We’ve had draught for the last ten years, and it looks like it’s broken.  Snowpack is at 130% of normal and we just got another 3” of rain.  In fact there was so much water coming down the creek today that I had to fork out a bunch of weeds that were plugging up an irrigation ditch and spilling it over its banks.  What we really need now is sunshine to make the grass grow.
The calves are doing wonderfully.  Some ranches have trouble with scours – diarrhea – this time of year, but our calves are spread out over a few hundred acres of grass, and we’ve had no sickness.
One of the first jobs to accomplish in the spring is harrowing the hayfields to break up the manure and clumps of hay.  We got a start on that job before the big rain, and I’ll get back to it tomorrow. 
The cows are tired of hay and are eager for the green grass – they are looking for any kind of hole in the fence.  A handful of yearlings found a place where the fence reaches almost to the river and they made a trail around the end of it to get into the hayfield.  The alfalfa isn’t up enough yet to be dangerous, but I spent some time this afternoon with the loader-tractor and chainsaw to pile up limbs across their trail. 

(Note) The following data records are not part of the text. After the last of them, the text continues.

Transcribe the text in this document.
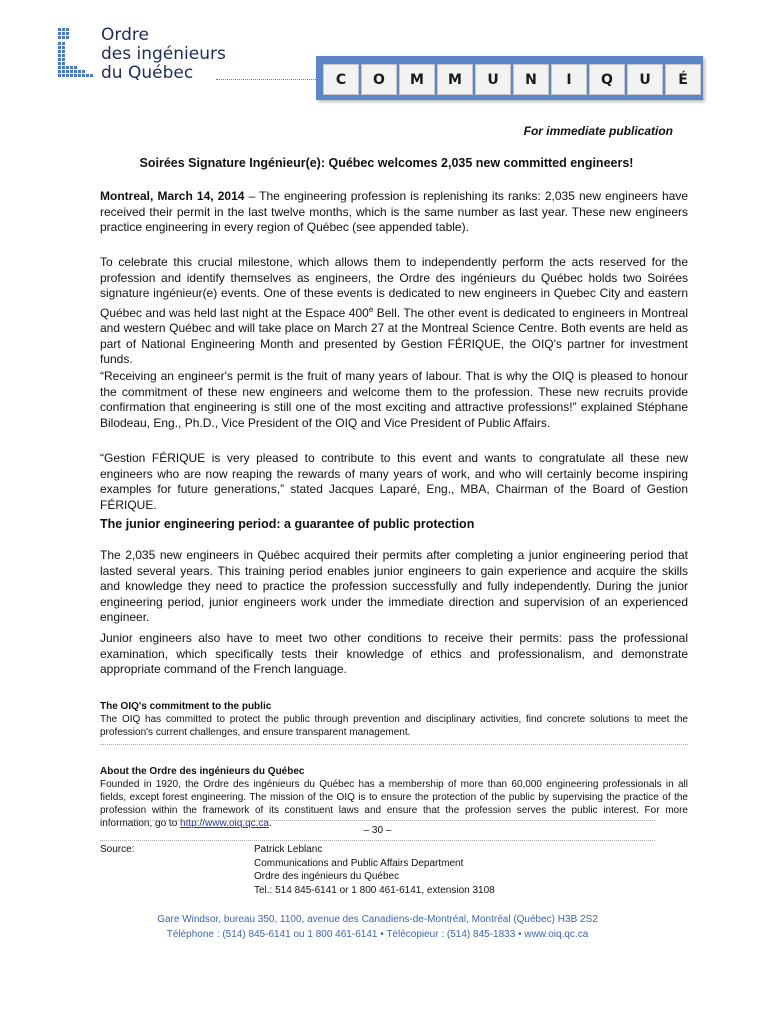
Ordre
des ingénieurs
du Québec	C	O	M	M	U	N	I	Q	U	É
For immediate publication
Soirées Signature Ingénieur(e): Québec welcomes 2,035 new committed engineers!
Montreal, March 14, 2014 – The engineering profession is replenishing its ranks: 2,035 new engineers have received their permit in the last twelve months, which is the same number as last year. These new engineers practice engineering in every region of Québec (see appended table).
To celebrate this crucial milestone, which allows them to independently perform the acts reserved for the profession and identify themselves as engineers, the Ordre des ingénieurs du Québec holds two Soirées signature ingénieur(e) events. One of these events is dedicated to new engineers in Quebec City and eastern Québec and was held last night at the Espace 400e Bell. The other event is dedicated to engineers in Montreal and western Québec and will take place on March 27 at the Montreal Science Centre. Both events are held as part of National Engineering Month and presented by Gestion FÉRIQUE, the OIQ's partner for investment funds.
“Receiving an engineer's permit is the fruit of many years of labour. That is why the OIQ is pleased to honour the commitment of these new engineers and welcome them to the profession. These new recruits provide confirmation that engineering is still one of the most exciting and attractive professions!” explained Stéphane Bilodeau, Eng., Ph.D., Vice President of the OIQ and Vice President of Public Affairs.
“Gestion FÉRIQUE is very pleased to contribute to this event and wants to congratulate all these new engineers who are now reaping the rewards of many years of work, and who will certainly become inspiring examples for future generations,” stated Jacques Laparé, Eng., MBA, Chairman of the Board of Gestion FÉRIQUE.
The junior engineering period: a guarantee of public protection
The 2,035 new engineers in Québec acquired their permits after completing a junior engineering period that lasted several years. This training period enables junior engineers to gain experience and acquire the skills and knowledge they need to practice the profession successfully and fully independently. During the junior engineering period, junior engineers work under the immediate direction and supervision of an experienced engineer.
Junior engineers also have to meet two other conditions to receive their permits: pass the professional examination, which specifically tests their knowledge of ethics and professionalism, and demonstrate appropriate command of the French language.
The OIQ's commitment to the public
The OIQ has committed to protect the public through prevention and disciplinary activities, find concrete solutions to meet the profession's current challenges, and ensure transparent management.
About the Ordre des ingénieurs du Québec
Founded in 1920, the Ordre des ingénieurs du Québec has a membership of more than 60,000 engineering professionals in all fields, except forest engineering. The mission of the OIQ is to ensure the protection of the public by supervising the practice of the profession within the framework of its constituent laws and ensure that the profession serves the public interest. For more information, go to http://www.oiq.qc.ca.
– 30 –
Source:	Patrick Leblanc
Communications and Public Affairs Department
Ordre des ingénieurs du Québec
Tel.: 514 845-6141 or 1 800 461-6141, extension 3108
Gare Windsor, bureau 350, 1100, avenue des Canadiens-de-Montréal, Montréal (Québec) H3B 2S2
Téléphone : (514) 845-6141 ou 1 800 461-6141 • Télécopieur : (514) 845-1833 • www.oiq.qc.ca
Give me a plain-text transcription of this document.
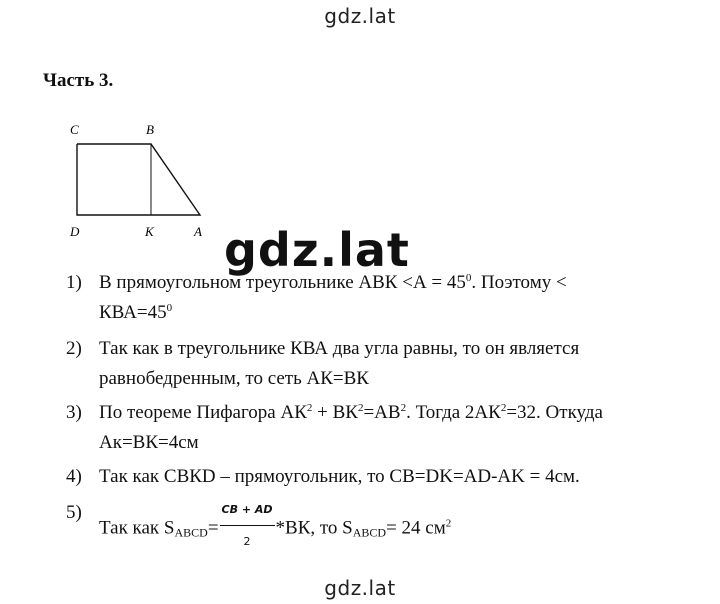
gdz.lat
Часть 3.
C	B
D	K	A gdz.lat
1) В прямоугольном треугольнике АВК $<А = 45^0$. Поэтому <
$КВА=45^0$
2) Так как в треугольнике КВА два угла равны, то он является
равнобедренным, то сеть АК=ВК
3) По теореме Пифагора $АК^2 + ВК^2=АВ^2$. Тогда $2АК^2=32$. Откуда
Ак=ВК=4см
4) Так как СВКD – прямоугольник, то СВ=DK=AD-AK = 4см.
5)
Так как $S_{ABCD}= \frac{CB + AD}{2} *ВК$, то $S_{ABCD}= 24$ $см^2$
gdz.lat
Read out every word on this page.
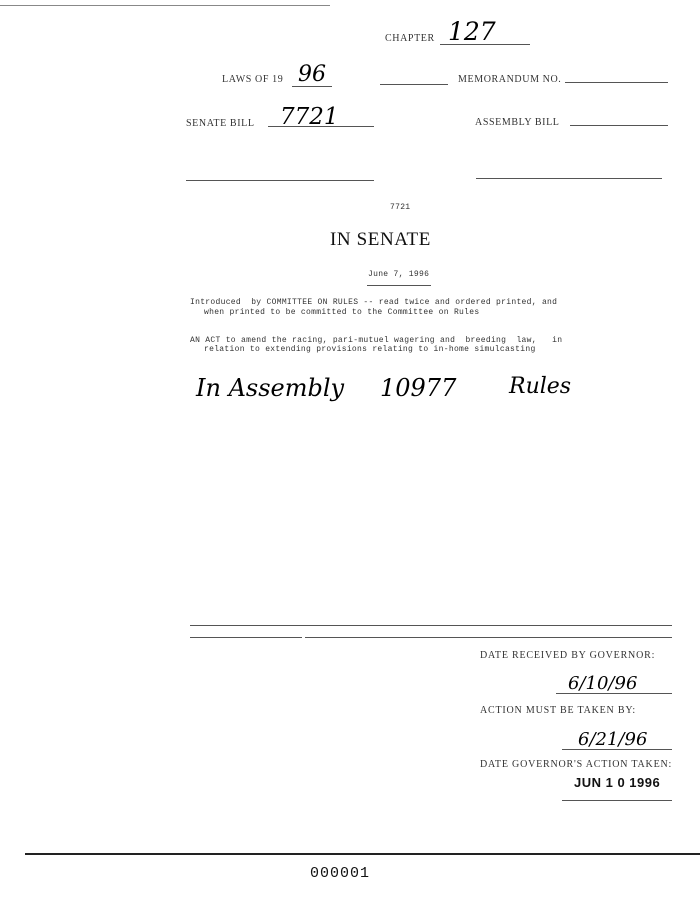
CHAPTER 127
LAWS OF 19 96	MEMORANDUM NO.
SENATE BILL 7721	ASSEMBLY BILL
7721
IN SENATE
June 7, 1996
Introduced  by COMMITTEE ON RULES -- read twice and ordered printed, and
when printed to be committed to the Committee on Rules
AN ACT to amend the racing, pari-mutuel wagering and  breeding  law,   in
relation to extending provisions relating to in-home simulcasting
In Assembly 10977 Rules
DATE RECEIVED BY GOVERNOR:
6/10/96
ACTION MUST BE TAKEN BY:
6/21/96
DATE GOVERNOR'S ACTION TAKEN:
JUN 1 0 1996
000001
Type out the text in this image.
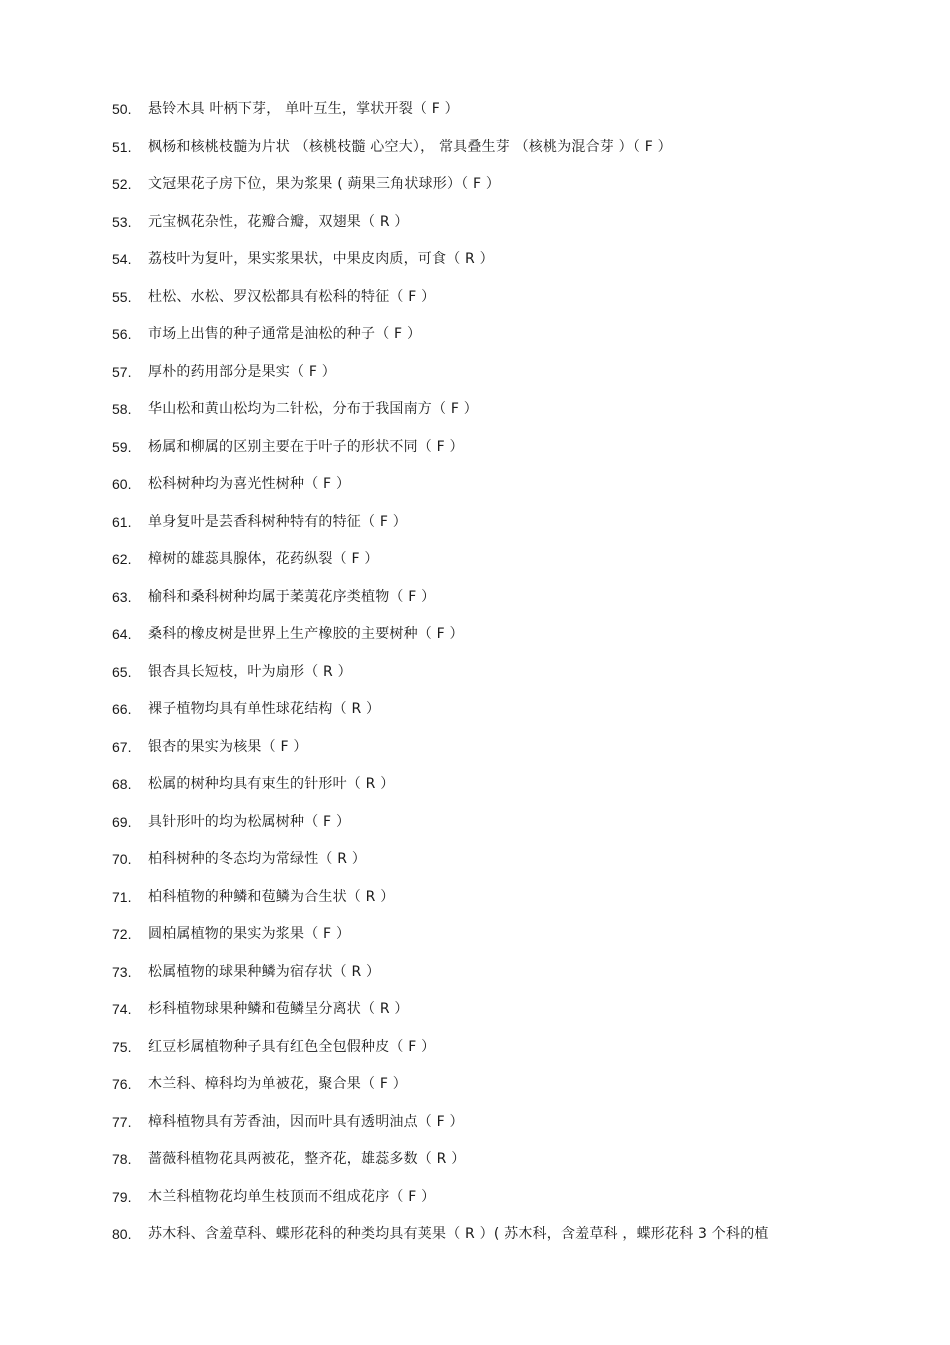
50.	悬铃木具 叶柄下芽， 单叶互生，掌状开裂（ F ）
51.	枫杨和核桃枝髓为片状 （核桃枝髓 心空大）， 常具叠生芽 （核桃为混合芽 ）（ F ）
52.	文冠果花子房下位，果为浆果 ( 蒴果三角状球形）（ F ）
53.	元宝枫花杂性，花瓣合瓣，双翅果（ R ）
54.	荔枝叶为复叶，果实浆果状，中果皮肉质，可食（ R ）
55.	杜松、水松、罗汉松都具有松科的特征（ F ）
56.	市场上出售的种子通常是油松的种子（ F ）
57.	厚朴的药用部分是果实（ F ）
58.	华山松和黄山松均为二针松，分布于我国南方（ F ）
59.	杨属和柳属的区别主要在于叶子的形状不同（ F ）
60.	松科树种均为喜光性树种（ F ）
61.	单身复叶是芸香科树种特有的特征（ F ）
62.	樟树的雄蕊具腺体，花药纵裂（ F ）
63.	榆科和桑科树种均属于葇荑花序类植物（ F ）
64.	桑科的橡皮树是世界上生产橡胶的主要树种（ F ）
65.	银杏具长短枝，叶为扇形（ R ）
66.	裸子植物均具有单性球花结构（ R ）
67.	银杏的果实为核果（ F ）
68.	松属的树种均具有束生的针形叶（ R ）
69.	具针形叶的均为松属树种（ F ）
70.	柏科树种的冬态均为常绿性（ R ）
71.	柏科植物的种鳞和苞鳞为合生状（ R ）
72.	圆柏属植物的果实为浆果（ F ）
73.	松属植物的球果种鳞为宿存状（ R ）
74.	杉科植物球果种鳞和苞鳞呈分离状（ R ）
75.	红豆杉属植物种子具有红色全包假种皮（ F ）
76.	木兰科、樟科均为单被花，聚合果（ F ）
77.	樟科植物具有芳香油，因而叶具有透明油点（ F ）
78.	蔷薇科植物花具两被花，整齐花，雄蕊多数（ R ）
79.	木兰科植物花均单生枝顶而不组成花序（ F ）
80.	苏木科、含羞草科、蝶形花科的种类均具有荚果（ R ）( 苏木科，含羞草科 ，蝶形花科 3 个科的植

I also put out a few more sacks of the granular feed to supplement their protein and energy.  This is the critical time of year when they are healing up from calving and getting into condition to re-breed.  Inadequate nutrition now can cause them to calve later next year, cutting the pay-weight of next year’s calf crop.
Further down the road they are getting some farming done.  But at our elevation we are still in a holding pattern, waiting for it to dry up enough to start getting things done.